Daryl Foriest, Director of Meal Services at the Kitchen & Food Pantry of West Harlem, noted: “The financial assistance we receive from our generous donors allows us to continue to serve our customers, but Toyota’s process training allows us to serve them better. Working with Toyota, we were able to reduce the wait time for a meal, customize meals for customers to eliminate unwanted food options, and with an accelerated service time, we no longer need to devote resources managing long lines. This is a system we can use at soup kitchens across New York City.”
Diane Frndak, Corporate Vice President of Safety and Quality at Allegheny General Hospital, said: "Not only did the new system Toyota helped us develop eliminate waste and improve quality, it also streamlined the workload for the pharmacy and nursing staff. With the new system in place, our nurses are now able to spend more time with patients."
St.
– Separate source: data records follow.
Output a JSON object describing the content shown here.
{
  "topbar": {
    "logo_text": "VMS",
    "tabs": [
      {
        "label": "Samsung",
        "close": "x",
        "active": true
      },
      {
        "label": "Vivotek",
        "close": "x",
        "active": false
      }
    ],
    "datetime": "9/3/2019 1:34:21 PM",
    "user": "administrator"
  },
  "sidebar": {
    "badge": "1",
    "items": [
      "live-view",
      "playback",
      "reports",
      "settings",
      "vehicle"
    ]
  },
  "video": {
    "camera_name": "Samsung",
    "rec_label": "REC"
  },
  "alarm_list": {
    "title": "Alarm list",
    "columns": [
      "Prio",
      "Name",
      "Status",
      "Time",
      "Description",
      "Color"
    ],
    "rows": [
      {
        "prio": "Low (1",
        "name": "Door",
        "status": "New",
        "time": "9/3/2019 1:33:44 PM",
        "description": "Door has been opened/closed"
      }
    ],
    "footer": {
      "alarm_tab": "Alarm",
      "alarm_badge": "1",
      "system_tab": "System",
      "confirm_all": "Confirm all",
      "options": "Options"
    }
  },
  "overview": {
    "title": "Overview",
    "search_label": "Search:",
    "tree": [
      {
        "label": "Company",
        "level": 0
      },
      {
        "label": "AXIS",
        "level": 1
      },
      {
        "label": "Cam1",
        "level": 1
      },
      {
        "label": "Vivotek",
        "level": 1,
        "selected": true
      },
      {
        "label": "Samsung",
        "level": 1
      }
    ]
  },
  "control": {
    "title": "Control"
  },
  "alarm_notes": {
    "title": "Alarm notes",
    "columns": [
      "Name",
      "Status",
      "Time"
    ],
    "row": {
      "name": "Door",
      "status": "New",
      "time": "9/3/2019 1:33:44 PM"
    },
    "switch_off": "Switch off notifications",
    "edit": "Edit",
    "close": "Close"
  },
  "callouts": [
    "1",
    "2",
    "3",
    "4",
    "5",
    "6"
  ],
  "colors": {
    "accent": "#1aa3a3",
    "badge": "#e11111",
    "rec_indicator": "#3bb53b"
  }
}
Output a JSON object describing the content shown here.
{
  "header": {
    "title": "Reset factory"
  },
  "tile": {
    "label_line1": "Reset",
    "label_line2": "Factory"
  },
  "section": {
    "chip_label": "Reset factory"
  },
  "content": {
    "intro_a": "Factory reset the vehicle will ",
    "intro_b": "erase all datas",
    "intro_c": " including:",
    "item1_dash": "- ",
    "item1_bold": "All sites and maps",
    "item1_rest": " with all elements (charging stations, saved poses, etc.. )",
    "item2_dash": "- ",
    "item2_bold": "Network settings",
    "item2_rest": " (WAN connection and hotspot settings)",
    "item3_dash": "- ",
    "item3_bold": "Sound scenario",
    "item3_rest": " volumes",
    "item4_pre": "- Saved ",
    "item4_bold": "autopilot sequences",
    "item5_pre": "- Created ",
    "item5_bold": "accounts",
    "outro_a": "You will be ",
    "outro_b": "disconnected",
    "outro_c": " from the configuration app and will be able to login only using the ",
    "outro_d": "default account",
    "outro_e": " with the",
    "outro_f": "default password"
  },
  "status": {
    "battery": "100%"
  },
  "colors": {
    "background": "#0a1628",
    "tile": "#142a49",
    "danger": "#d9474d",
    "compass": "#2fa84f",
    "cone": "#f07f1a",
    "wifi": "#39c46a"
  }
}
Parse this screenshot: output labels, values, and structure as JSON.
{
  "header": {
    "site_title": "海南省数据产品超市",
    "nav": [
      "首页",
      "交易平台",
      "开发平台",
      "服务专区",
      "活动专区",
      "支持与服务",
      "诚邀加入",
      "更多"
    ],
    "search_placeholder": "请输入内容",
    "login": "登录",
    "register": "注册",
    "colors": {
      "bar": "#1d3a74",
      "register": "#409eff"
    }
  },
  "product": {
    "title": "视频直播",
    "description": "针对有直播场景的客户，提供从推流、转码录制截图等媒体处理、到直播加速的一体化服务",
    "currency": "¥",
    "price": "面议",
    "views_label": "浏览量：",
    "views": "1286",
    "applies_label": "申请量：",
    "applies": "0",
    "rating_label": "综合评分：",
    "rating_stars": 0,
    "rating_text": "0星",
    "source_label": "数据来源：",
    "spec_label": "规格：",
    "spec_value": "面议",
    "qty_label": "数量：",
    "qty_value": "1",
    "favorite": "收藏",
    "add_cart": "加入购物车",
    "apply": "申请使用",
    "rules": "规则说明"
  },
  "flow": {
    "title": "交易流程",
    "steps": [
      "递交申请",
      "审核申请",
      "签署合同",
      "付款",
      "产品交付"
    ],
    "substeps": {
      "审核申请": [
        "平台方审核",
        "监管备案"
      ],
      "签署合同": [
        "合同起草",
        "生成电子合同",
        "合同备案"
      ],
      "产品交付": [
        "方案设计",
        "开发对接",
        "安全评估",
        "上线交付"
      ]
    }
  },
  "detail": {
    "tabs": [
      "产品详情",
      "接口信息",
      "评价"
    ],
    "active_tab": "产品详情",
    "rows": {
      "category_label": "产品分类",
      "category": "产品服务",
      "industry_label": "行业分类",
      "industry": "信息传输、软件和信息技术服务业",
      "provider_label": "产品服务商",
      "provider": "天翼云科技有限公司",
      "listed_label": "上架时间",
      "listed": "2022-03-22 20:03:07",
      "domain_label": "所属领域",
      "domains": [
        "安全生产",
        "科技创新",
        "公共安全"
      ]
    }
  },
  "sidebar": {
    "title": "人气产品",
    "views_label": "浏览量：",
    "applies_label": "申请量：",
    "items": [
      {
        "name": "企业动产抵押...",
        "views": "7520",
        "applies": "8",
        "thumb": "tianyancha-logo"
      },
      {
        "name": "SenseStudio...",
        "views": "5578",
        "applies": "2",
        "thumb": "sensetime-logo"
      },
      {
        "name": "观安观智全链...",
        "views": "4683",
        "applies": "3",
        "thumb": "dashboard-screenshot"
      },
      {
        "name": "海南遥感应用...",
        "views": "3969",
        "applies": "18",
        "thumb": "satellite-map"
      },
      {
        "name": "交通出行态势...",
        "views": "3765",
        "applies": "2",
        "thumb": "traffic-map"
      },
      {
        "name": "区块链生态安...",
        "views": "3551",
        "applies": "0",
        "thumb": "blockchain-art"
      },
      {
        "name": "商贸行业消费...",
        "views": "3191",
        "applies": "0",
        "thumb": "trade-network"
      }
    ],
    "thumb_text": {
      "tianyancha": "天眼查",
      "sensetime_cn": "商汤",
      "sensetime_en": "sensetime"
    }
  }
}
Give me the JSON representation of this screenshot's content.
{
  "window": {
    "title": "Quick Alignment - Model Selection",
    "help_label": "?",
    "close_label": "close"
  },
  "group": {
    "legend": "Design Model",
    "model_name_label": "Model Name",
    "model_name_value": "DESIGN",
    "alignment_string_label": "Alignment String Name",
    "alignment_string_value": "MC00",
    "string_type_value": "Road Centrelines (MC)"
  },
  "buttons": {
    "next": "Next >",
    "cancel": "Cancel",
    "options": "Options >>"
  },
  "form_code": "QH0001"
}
Bernard Project’s Zack Rosenburg added: “Toyota is uniquely qualified to offer these types of services, which can be ‘game changers’ for pioneering nonprofits like the St. Bernard Project. Rarely do you see a company give away this type of expertise.”
Toyota’s commitment also builds on its long-standing focus on supporting local communities. Over the past 20 years, the company has donated more than half a billion dollars to nonprofit organizations across the U.S.